Budgets des travaux sylvicoles

« Malgré un déficit de 1,6 milliard de dollars hérité du gouvernement libéral, la ministre des Ressources naturelles, Martine Ouellet, a fait tous les efforts possibles pour continuer à investir dans les travaux sylvicoles et préserver les emplois en Gaspésie», a souligné le député de Bonaventure, M. Sylvain Roy. Le programme de création d’emplois en forêt (PCEF) s’établit spécifiquement à 15 millions de dollars pour les régions de la Gaspésie et du Bas-Saint-Laurent. « Ce programme est un appui important tant pour la forêt publique que pour la forêt privée des régions. Cette somme permettra de répondre aux attentes du secteur sylvicole et forestier et représente hors de tout doute la volonté du gouvernement du Québec de soutenir la région de la Gaspésie--Îles-de-la-Madeleine dans son développement », commente le ministre Lelièvre.

Meilleure planification des travaux

« Nous sommes fiers de pouvoir annoncer les budgets en travaux sylvicoles plusieurs mois d’avance cette année, soit en avril plutôt qu’en juin comparativement aux années antérieures. Cela permettra aux entreprises sylvicoles de faire une meilleure planification de leurs travaux et de leurs équipes », ajoute le ministre délégué aux régions, Gaétan Lelièvre. Le ministère des Ressources naturelles travaille également en collaboration avec le Conseil du trésor afin d’assurer une meilleure prévisibilité des budgets et de maintenir une annonce tôt au printemps pour les prochaines années. Celle-ci permettra de rassurer les travailleurs forestiers quant au maintien de leur emploi en forêt. Pour le volet de la planification des types de travaux à réaliser, le ministère et l’industrie souhaitent se donner un mécanisme d’information sur deux à trois années afin de permettre à cette dernière de mieux prévoir ses travaux et les adaptations nécessaires. En effet, la forêt a grandement évolué au cours des dernières années. Avec le temps, il y a moins de besoins en travaux de débroussaillage et plus de besoins en travaux sylvicoles commerciaux. Rappelons que, durant les années 70, le Québec a connu une période intensive de plantation. Dans les années 90, plusieurs travaux de débroussaillage ont été effectués afin d’assurer la progression de ces plantations.
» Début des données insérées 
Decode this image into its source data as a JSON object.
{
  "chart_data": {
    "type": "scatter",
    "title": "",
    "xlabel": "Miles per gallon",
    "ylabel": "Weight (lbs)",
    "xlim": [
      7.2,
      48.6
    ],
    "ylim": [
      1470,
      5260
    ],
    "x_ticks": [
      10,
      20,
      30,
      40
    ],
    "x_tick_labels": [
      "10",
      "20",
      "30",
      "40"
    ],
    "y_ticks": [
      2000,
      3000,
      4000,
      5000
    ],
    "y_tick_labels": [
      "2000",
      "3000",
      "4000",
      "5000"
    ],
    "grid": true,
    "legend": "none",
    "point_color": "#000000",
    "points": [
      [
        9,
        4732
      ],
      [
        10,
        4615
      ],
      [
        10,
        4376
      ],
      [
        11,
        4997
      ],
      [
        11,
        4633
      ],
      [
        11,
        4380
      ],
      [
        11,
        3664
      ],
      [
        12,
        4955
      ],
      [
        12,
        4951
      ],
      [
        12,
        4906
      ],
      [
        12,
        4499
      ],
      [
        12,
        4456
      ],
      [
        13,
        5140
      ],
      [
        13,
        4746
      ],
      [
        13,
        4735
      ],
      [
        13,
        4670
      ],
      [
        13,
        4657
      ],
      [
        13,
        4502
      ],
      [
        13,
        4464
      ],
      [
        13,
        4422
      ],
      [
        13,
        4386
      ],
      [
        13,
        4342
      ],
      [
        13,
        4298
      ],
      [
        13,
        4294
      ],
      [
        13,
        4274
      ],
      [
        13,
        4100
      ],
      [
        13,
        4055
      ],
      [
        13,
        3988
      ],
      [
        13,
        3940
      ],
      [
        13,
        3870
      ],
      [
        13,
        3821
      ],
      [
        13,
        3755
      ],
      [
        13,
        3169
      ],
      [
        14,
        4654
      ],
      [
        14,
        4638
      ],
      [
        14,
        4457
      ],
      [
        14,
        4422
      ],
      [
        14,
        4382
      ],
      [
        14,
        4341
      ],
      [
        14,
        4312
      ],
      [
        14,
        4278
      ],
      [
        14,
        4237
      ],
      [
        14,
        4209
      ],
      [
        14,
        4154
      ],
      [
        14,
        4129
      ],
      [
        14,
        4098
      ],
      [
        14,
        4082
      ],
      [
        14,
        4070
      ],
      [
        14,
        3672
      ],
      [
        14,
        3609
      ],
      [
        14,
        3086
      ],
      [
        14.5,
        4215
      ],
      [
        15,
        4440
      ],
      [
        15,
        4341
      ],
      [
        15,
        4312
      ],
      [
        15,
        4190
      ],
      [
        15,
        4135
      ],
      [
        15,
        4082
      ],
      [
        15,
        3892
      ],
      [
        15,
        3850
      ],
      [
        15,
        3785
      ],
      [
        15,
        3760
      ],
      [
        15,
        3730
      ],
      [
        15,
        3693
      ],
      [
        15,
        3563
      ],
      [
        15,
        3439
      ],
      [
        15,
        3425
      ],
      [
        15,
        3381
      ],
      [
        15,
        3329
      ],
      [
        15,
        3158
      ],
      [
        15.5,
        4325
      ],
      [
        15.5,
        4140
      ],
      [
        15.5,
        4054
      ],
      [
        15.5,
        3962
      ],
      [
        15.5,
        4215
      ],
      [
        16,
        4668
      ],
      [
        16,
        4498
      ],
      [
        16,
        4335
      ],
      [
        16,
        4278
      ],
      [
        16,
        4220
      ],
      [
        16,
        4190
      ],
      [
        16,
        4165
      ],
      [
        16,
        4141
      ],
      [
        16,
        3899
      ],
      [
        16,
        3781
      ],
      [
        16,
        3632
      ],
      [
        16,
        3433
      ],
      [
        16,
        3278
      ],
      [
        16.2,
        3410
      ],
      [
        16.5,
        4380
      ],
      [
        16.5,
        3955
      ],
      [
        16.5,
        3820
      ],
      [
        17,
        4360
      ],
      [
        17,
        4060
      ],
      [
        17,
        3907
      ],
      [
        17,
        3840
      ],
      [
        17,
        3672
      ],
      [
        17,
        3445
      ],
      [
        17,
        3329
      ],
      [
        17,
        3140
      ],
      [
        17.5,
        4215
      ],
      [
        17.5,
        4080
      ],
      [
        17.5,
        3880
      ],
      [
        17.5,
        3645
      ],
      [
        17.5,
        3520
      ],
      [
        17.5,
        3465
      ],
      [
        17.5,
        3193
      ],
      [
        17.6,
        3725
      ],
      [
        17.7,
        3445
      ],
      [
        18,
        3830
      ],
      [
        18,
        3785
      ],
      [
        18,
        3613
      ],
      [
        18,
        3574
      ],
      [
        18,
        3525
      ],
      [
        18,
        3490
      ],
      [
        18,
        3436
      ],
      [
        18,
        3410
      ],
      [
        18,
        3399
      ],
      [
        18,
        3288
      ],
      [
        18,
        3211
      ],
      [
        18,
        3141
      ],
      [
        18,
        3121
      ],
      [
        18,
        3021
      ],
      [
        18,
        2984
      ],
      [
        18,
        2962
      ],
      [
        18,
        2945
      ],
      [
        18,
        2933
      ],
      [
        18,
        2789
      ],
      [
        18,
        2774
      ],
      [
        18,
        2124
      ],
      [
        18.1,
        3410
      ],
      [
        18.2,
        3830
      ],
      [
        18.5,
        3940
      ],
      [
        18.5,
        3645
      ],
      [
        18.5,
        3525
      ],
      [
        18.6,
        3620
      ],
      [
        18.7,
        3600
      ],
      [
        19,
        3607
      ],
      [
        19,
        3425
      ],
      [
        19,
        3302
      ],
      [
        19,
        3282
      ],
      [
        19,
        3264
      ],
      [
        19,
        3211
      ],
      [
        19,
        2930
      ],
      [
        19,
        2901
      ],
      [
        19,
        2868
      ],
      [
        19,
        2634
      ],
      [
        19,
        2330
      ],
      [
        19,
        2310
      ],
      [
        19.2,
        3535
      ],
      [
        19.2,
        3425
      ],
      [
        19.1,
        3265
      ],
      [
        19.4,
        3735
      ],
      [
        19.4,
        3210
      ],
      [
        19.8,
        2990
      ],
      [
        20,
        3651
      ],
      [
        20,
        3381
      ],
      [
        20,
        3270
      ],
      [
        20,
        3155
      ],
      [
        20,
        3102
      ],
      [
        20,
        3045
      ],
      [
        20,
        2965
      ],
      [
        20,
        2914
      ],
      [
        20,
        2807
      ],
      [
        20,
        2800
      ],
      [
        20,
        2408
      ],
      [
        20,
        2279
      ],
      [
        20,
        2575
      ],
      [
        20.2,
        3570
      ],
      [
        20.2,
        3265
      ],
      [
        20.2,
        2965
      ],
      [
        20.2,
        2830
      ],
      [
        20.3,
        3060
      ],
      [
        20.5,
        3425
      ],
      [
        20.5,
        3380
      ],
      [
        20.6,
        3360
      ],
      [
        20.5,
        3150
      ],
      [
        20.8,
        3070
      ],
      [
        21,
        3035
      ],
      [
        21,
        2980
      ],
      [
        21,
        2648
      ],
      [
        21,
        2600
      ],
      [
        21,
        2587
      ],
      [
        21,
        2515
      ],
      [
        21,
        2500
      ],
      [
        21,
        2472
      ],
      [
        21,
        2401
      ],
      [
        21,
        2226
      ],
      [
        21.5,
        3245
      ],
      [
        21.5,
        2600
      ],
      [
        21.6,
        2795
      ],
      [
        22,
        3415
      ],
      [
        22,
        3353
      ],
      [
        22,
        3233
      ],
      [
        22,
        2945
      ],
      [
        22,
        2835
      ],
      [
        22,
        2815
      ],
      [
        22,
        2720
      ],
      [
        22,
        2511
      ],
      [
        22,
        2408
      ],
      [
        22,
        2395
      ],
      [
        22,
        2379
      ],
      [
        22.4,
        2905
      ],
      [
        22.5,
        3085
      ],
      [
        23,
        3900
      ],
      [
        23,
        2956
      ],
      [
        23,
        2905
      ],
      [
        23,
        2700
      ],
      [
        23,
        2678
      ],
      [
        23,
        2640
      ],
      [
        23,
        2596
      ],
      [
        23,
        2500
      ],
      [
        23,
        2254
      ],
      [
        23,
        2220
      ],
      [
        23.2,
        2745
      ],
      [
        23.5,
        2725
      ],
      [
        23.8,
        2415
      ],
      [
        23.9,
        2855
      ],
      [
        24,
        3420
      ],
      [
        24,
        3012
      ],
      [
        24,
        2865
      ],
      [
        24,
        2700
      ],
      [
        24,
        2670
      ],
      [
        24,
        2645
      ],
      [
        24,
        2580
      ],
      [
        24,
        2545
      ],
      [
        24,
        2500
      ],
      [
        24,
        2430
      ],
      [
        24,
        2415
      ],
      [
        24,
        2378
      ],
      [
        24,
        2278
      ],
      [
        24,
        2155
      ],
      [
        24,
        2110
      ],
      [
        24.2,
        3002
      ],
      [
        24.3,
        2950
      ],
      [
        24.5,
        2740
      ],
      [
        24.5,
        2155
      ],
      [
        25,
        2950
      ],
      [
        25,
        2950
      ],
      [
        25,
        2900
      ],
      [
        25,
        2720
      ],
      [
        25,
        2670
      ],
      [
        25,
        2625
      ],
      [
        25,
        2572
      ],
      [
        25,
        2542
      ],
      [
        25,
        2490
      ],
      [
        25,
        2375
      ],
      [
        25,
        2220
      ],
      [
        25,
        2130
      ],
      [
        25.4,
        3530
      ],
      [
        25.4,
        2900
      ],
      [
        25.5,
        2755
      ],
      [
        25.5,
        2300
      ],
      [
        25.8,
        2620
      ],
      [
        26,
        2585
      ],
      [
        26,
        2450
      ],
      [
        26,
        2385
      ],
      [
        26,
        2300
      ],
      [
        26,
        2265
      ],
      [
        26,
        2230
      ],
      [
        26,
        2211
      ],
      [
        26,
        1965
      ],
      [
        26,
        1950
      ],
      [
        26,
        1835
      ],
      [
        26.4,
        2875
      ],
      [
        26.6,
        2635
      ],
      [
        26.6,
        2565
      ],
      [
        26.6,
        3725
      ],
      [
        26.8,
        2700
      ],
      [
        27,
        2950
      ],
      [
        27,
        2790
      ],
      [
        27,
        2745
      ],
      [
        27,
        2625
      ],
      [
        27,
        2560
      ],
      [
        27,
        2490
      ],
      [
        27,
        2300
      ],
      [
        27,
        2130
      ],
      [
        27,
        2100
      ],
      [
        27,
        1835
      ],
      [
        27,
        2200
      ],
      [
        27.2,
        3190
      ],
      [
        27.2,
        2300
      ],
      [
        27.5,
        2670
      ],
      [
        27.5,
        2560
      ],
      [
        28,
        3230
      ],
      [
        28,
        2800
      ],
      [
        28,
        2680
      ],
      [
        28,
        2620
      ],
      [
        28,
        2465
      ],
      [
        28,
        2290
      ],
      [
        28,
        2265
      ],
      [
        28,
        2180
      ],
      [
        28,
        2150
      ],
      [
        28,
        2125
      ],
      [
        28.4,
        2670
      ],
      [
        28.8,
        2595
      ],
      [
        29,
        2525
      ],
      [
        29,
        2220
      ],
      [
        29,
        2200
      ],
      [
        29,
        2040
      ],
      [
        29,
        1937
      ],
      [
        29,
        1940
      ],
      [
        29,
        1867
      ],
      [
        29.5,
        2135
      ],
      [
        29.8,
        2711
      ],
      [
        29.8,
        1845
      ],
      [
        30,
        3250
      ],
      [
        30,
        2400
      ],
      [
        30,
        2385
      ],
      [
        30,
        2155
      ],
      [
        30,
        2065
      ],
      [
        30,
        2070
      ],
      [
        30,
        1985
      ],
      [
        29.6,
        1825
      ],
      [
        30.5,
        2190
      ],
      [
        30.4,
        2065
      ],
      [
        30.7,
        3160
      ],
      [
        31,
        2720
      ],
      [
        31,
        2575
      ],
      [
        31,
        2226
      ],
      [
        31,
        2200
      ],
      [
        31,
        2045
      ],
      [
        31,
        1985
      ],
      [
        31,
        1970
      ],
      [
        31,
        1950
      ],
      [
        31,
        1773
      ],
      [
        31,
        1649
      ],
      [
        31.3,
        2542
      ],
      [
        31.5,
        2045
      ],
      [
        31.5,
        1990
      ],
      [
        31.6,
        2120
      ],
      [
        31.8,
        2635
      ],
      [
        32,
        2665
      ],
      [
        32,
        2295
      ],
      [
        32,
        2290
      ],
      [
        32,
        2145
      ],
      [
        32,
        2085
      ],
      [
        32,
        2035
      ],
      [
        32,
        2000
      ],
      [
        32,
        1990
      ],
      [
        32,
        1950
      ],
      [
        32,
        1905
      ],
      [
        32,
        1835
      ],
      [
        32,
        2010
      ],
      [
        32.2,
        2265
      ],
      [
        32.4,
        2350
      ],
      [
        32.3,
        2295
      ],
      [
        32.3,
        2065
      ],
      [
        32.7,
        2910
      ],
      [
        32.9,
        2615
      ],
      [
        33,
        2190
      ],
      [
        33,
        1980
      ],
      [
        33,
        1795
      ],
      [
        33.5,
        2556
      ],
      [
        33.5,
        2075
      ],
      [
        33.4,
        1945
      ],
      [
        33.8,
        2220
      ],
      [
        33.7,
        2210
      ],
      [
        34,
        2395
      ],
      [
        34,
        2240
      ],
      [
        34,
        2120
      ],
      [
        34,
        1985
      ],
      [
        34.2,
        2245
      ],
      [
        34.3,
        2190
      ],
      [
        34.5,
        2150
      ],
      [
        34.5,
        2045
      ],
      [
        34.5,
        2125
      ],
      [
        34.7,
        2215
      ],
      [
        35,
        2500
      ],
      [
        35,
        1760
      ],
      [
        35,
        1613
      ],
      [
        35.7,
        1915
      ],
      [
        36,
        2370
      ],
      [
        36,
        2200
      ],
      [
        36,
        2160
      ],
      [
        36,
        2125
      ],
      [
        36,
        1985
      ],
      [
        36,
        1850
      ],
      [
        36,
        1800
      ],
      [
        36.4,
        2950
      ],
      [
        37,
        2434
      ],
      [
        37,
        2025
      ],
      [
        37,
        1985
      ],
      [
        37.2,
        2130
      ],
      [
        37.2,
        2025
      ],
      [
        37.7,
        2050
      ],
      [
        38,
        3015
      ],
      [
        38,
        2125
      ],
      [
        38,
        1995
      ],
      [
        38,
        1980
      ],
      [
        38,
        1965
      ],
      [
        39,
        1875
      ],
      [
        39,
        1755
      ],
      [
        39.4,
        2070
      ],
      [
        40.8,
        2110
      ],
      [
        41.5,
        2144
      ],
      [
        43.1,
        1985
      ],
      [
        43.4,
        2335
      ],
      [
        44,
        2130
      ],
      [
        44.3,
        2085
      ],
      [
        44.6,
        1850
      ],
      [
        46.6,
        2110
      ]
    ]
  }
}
Durant la période de la crise, la cadence des travaux de débroussaillage a été maintenue et même augmentée, malgré une diminution de la récolte. Une avance considérable a été prise de telle façon que les surfaces pouvant faire l’objet de travaux de débroussaillage ont grandement diminué. Désormais, l’industrie est rendue à l’étape où davantage de travaux commerciaux devront être effectués.

« L’industrie forestière est un pilier du développement économique du Québec et de ses régions. En effet, elle représente plus de 60 000 emplois dans 140 municipalités au Québec. Nous souhaitons continuer le dialogue amorcé avec les trois associations afin d’améliorer nos pratiques mutuelles et ainsi assurer un avenir solide à l’industrie forestière du Québec », conclut Martine Ouellet.